Zapora ogniowa na płycie głównej nie zabezpieczy przełącznika sieciowego przed atakiem Denial of Services – przekonuje Mirosław Szymczak, inżynier systemowy z Cisco Systems. – Co z tego, że pecety będą zabezpieczone, skoro infrastruktura sieciowa przestanie funkcjonować? Takie rozwiązanie może być stosowane wyłącznie jako uzupełnienie korporacyjnego systemu bezpieczeństwa.

W podobnej roli mogą występować również karty sieciowe, wyposażone w zaporę. W tym przypadku firewall składa się z dodatkowego procesora umieszczonego na karcie i oprogramowania zainstalowanego na stacji końcowej.

Mamy w Polsce dwie takie instalacje – przyznaje Piotr Szołkowski. – Karty z zaporą służą do blokowania ataków zarówno z zewnątrz, jak i z wnętrza sieci, które bywają równie destruktywne.

Wspomniane rozwiązanie może być stosowane przez mniejsze firmy. Zalety tej nie mają produkty typu SSL VPN (Check Point Connectra czy urządzenia Juniper Secure Access/Remote Access), które dopiero zaczynają pojawiać się w Polsce. W porównaniu z tradycyjnymi rozwiązaniami zgodnymi z protokołem IPSec nie wymagają instalowania oraz utrzymania systemów klienckich. Jak mówi Piotr Kluczwajd, dyrektor ds. rozwoju z Clico, znacznie upraszczają proces administracji systemu. Jednak są to urządzenia drogie, kosztujące od kilku do ponad 10 tys. dol., dostępne więc tylko dla bogatych.
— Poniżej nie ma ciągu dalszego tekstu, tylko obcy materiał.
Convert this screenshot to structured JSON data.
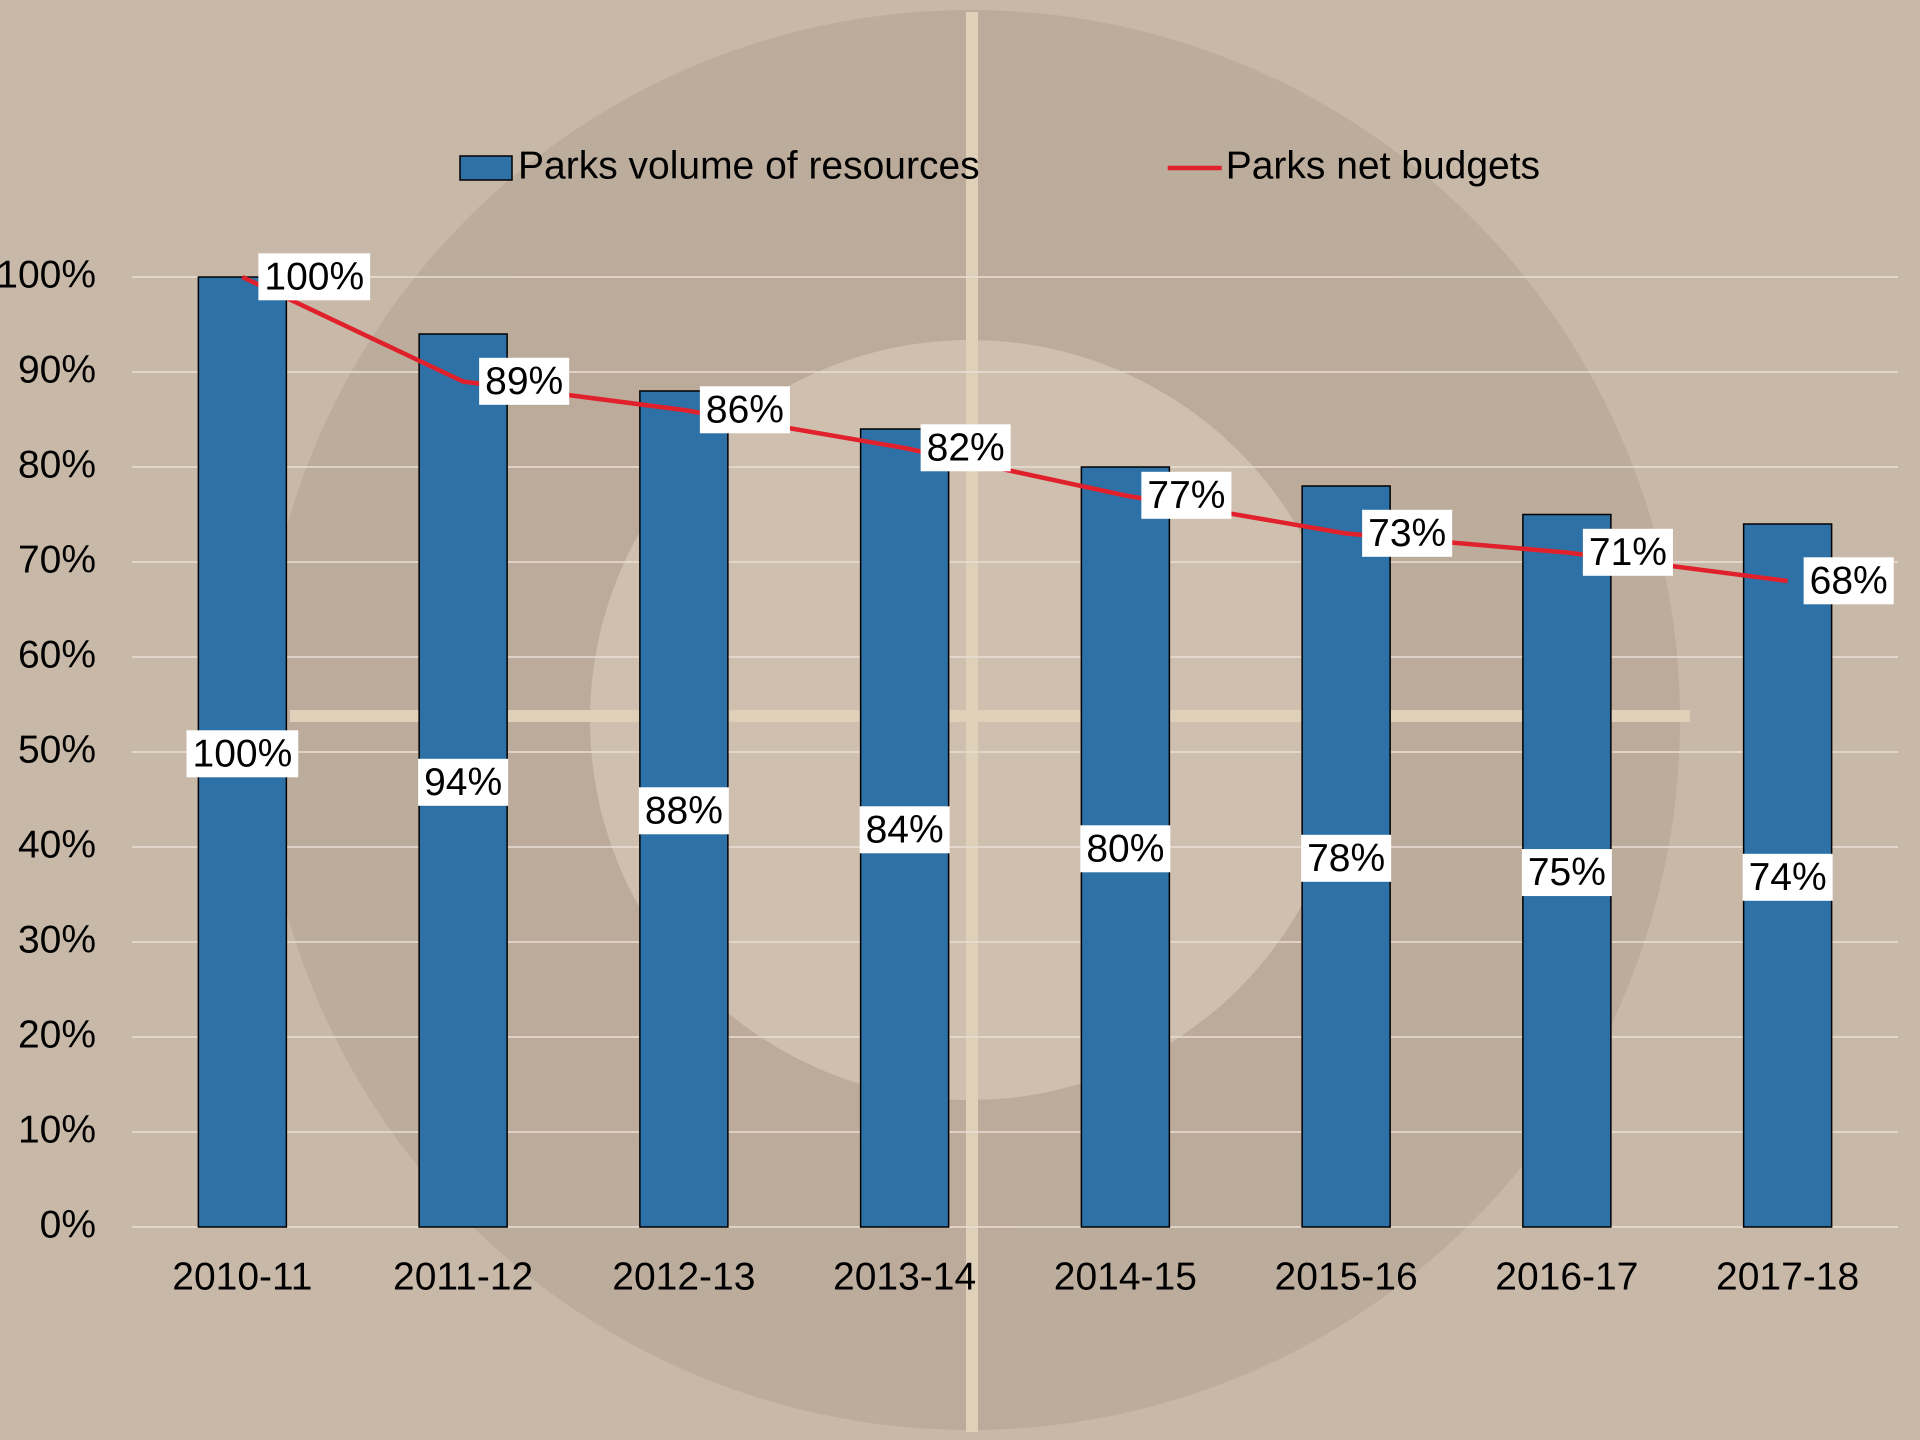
{
  "chart_data": {
    "type": "bar",
    "categories": [
      "2010-11",
      "2011-12",
      "2012-13",
      "2013-14",
      "2014-15",
      "2015-16",
      "2016-17",
      "2017-18"
    ],
    "series": [
      {
        "name": "Parks volume of resources",
        "type": "bar",
        "color": "#2e71a6",
        "values": [
          100,
          94,
          88,
          84,
          80,
          78,
          75,
          74
        ],
        "value_labels": [
          "100%",
          "94%",
          "88%",
          "84%",
          "80%",
          "78%",
          "75%",
          "74%"
        ]
      },
      {
        "name": "Parks net budgets",
        "type": "line",
        "color": "#e0202a",
        "values": [
          100,
          89,
          86,
          82,
          77,
          73,
          71,
          68
        ],
        "value_labels": [
          "100%",
          "89%",
          "86%",
          "82%",
          "77%",
          "73%",
          "71%",
          "68%"
        ]
      }
    ],
    "ylim": [
      0,
      100
    ],
    "yticks": [
      {
        "value": 0,
        "label": "0%"
      },
      {
        "value": 10,
        "label": "10%"
      },
      {
        "value": 20,
        "label": "20%"
      },
      {
        "value": 30,
        "label": "30%"
      },
      {
        "value": 40,
        "label": "40%"
      },
      {
        "value": 50,
        "label": "50%"
      },
      {
        "value": 60,
        "label": "60%"
      },
      {
        "value": 70,
        "label": "70%"
      },
      {
        "value": 80,
        "label": "80%"
      },
      {
        "value": 90,
        "label": "90%"
      },
      {
        "value": 100,
        "label": "100%"
      }
    ],
    "grid": true,
    "legend": "top"
  }
}
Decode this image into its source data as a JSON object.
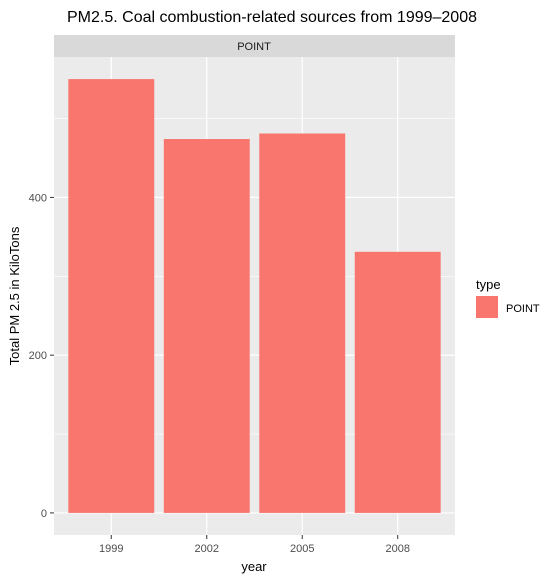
{
  "chart_data": {
    "type": "bar",
    "title": "PM2.5. Coal combustion-related sources from 1999–2008",
    "facet_label": "POINT",
    "xlabel": "year",
    "ylabel": "Total PM 2.5 in KiloTons",
    "categories": [
      "1999",
      "2002",
      "2005",
      "2008"
    ],
    "series": [
      {
        "name": "POINT",
        "values": [
          550,
          474,
          481,
          331
        ],
        "color": "#F8766D"
      }
    ],
    "yticks": [
      0,
      200,
      400
    ],
    "ylim": [
      -28,
      578
    ],
    "grid": true,
    "legend": {
      "title": "type",
      "position": "right",
      "entries": [
        "POINT"
      ]
    },
    "colors": {
      "panel": "#EBEBEB",
      "strip": "#D9D9D9",
      "grid": "#FFFFFF",
      "bar": "#F8766D"
    }
  }
}
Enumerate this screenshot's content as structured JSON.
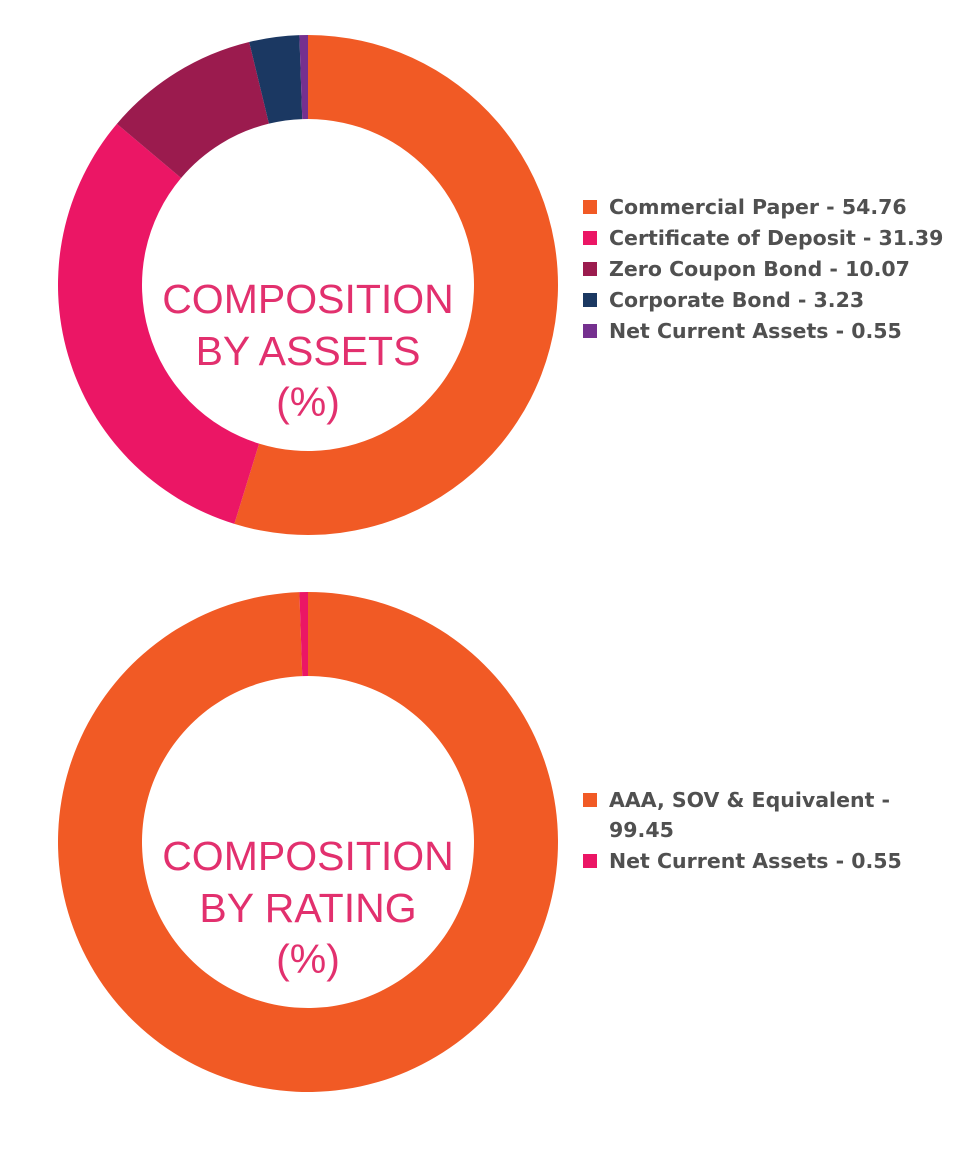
{
  "chart_data": [
    {
      "type": "pie",
      "title_lines": [
        "COMPOSITION",
        "BY ASSETS",
        "(%)"
      ],
      "legend_position": "right",
      "categories": [
        "Commercial Paper",
        "Certificate of Deposit",
        "Zero Coupon Bond",
        "Corporate Bond",
        "Net Current Assets"
      ],
      "values": [
        54.76,
        31.39,
        10.07,
        3.23,
        0.55
      ],
      "labels": [
        [
          "Commercial Paper - 54.76"
        ],
        [
          "Certificate of Deposit - 31.39"
        ],
        [
          "Zero Coupon Bond - 10.07"
        ],
        [
          "Corporate Bond - 3.23"
        ],
        [
          "Net Current Assets - 0.55"
        ]
      ],
      "colors": [
        "#F15A25",
        "#EB1665",
        "#9B1B4E",
        "#1B3862",
        "#75308F"
      ]
    },
    {
      "type": "pie",
      "title_lines": [
        "COMPOSITION",
        "BY RATING",
        "(%)"
      ],
      "legend_position": "right",
      "categories": [
        "AAA, SOV & Equivalent",
        "Net Current Assets"
      ],
      "values": [
        99.45,
        0.55
      ],
      "labels": [
        [
          "AAA, SOV & Equivalent -",
          "99.45"
        ],
        [
          "Net Current Assets - 0.55"
        ]
      ],
      "colors": [
        "#F15A25",
        "#EB1665"
      ]
    }
  ]
}
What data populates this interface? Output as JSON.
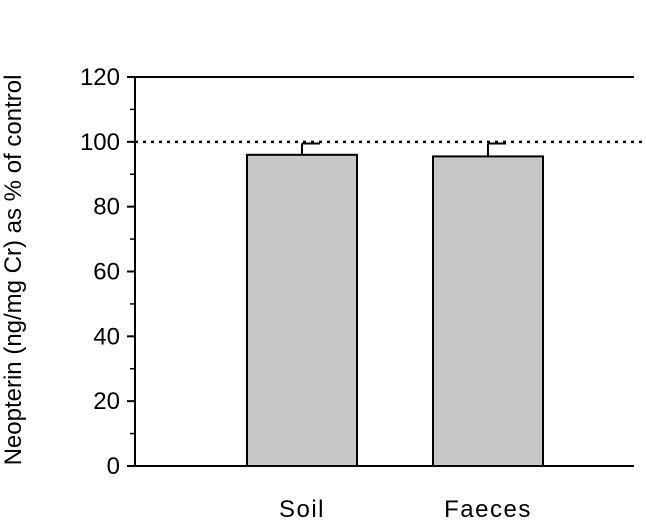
{
  "chart_data": {
    "type": "bar",
    "title": "",
    "xlabel": "",
    "ylabel": "Neopterin (ng/mg Cr) as % of control",
    "categories": [
      "Soil",
      "Faeces"
    ],
    "values": [
      96,
      95.5
    ],
    "error_upper": [
      99.5,
      99.5
    ],
    "ylim": [
      0,
      120
    ],
    "yticks": [
      0,
      20,
      40,
      60,
      80,
      100,
      120
    ],
    "reference_line": {
      "value": 100,
      "style": "dotted"
    },
    "grid": false,
    "legend": "none",
    "colors": {
      "bar_fill": "#c8c8c8",
      "stroke": "#000000"
    }
  }
}
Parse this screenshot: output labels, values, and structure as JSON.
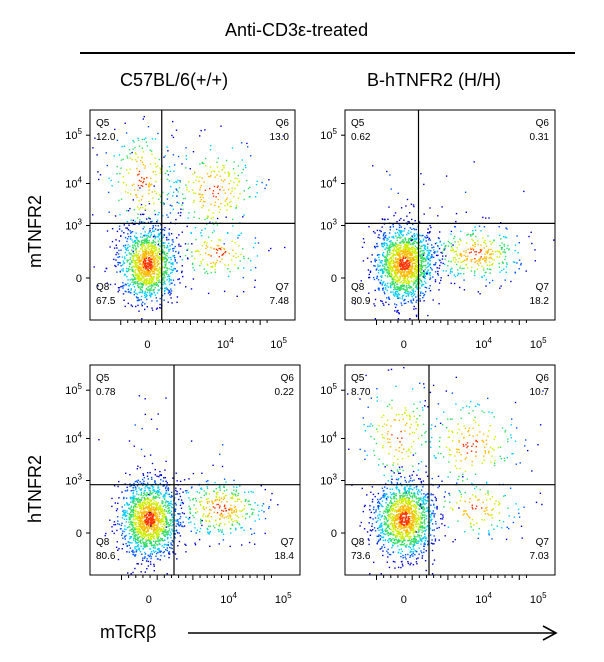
{
  "chart_data": {
    "type": "scatter",
    "title": "Anti-CD3ε-treated",
    "xlabel": "mTcRβ",
    "columns": [
      "C57BL/6(+/+)",
      "B-hTNFR2 (H/H)"
    ],
    "rows": [
      "mTNFR2",
      "hTNFR2"
    ],
    "x_ticks": [
      "0",
      "10^4",
      "10^5"
    ],
    "y_ticks": [
      "0",
      "10^3",
      "10^4",
      "10^5"
    ],
    "scale": "biexponential",
    "panels": [
      {
        "column": "C57BL/6(+/+)",
        "row": "mTNFR2",
        "quadrants": {
          "Q5": "12.0",
          "Q6": "13.0",
          "Q7": "7.48",
          "Q8": "67.5"
        },
        "gate_x": 0.35,
        "gate_y": 0.54
      },
      {
        "column": "B-hTNFR2 (H/H)",
        "row": "mTNFR2",
        "quadrants": {
          "Q5": "0.62",
          "Q6": "0.31",
          "Q7": "18.2",
          "Q8": "80.9"
        },
        "gate_x": 0.35,
        "gate_y": 0.54
      },
      {
        "column": "C57BL/6(+/+)",
        "row": "hTNFR2",
        "quadrants": {
          "Q5": "0.78",
          "Q6": "0.22",
          "Q7": "18.4",
          "Q8": "80.6"
        },
        "gate_x": 0.4,
        "gate_y": 0.57
      },
      {
        "column": "B-hTNFR2 (H/H)",
        "row": "hTNFR2",
        "quadrants": {
          "Q5": "8.70",
          "Q6": "10.7",
          "Q7": "7.03",
          "Q8": "73.6"
        },
        "gate_x": 0.4,
        "gate_y": 0.57
      }
    ],
    "colors": {
      "density": [
        "#0000cc",
        "#0055ff",
        "#00ccff",
        "#33dd66",
        "#ccee00",
        "#ffbb00",
        "#ff3300"
      ],
      "gate": "#000000"
    }
  }
}
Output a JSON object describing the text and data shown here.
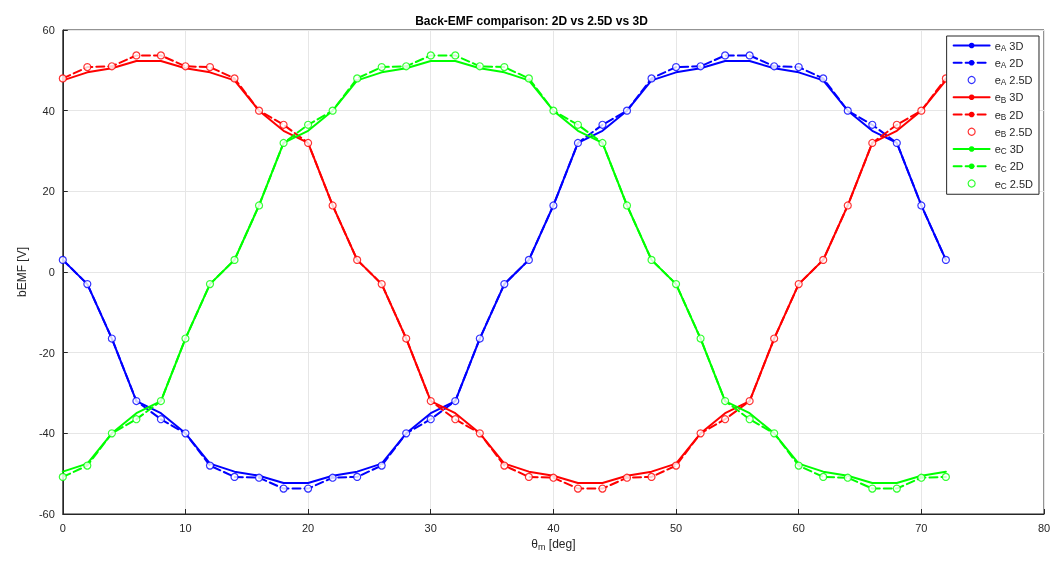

Niektórzy producenci są zdania, że w niedalekiej przyszłości pojawi się system, który umożliwi bardziej efektywną walkę z różnego rodzaju sieciowymi atakami. Jego istotą będzie reakcja na taki rodzaj ataku, z którym klasyczne systemy obronne nie potrafią sobie poradzić. Tradycyjne rozwiązania działają w oparciu o tzw. sygnatury (wzorce) ataków. Nowy produkt (urządzenie plus oprogramowanie) ma być skuteczny nawet w sytuacji, gdy sygnatura opisująca dany atak, nie została jeszcze napisana. Nad jego stworzeniem pracują producenci routerów i firmy zajmujące się pisaniem aplikacji antywirusowych. Oczywiście zapora ogniowa będzie jego ważnym ogniwem.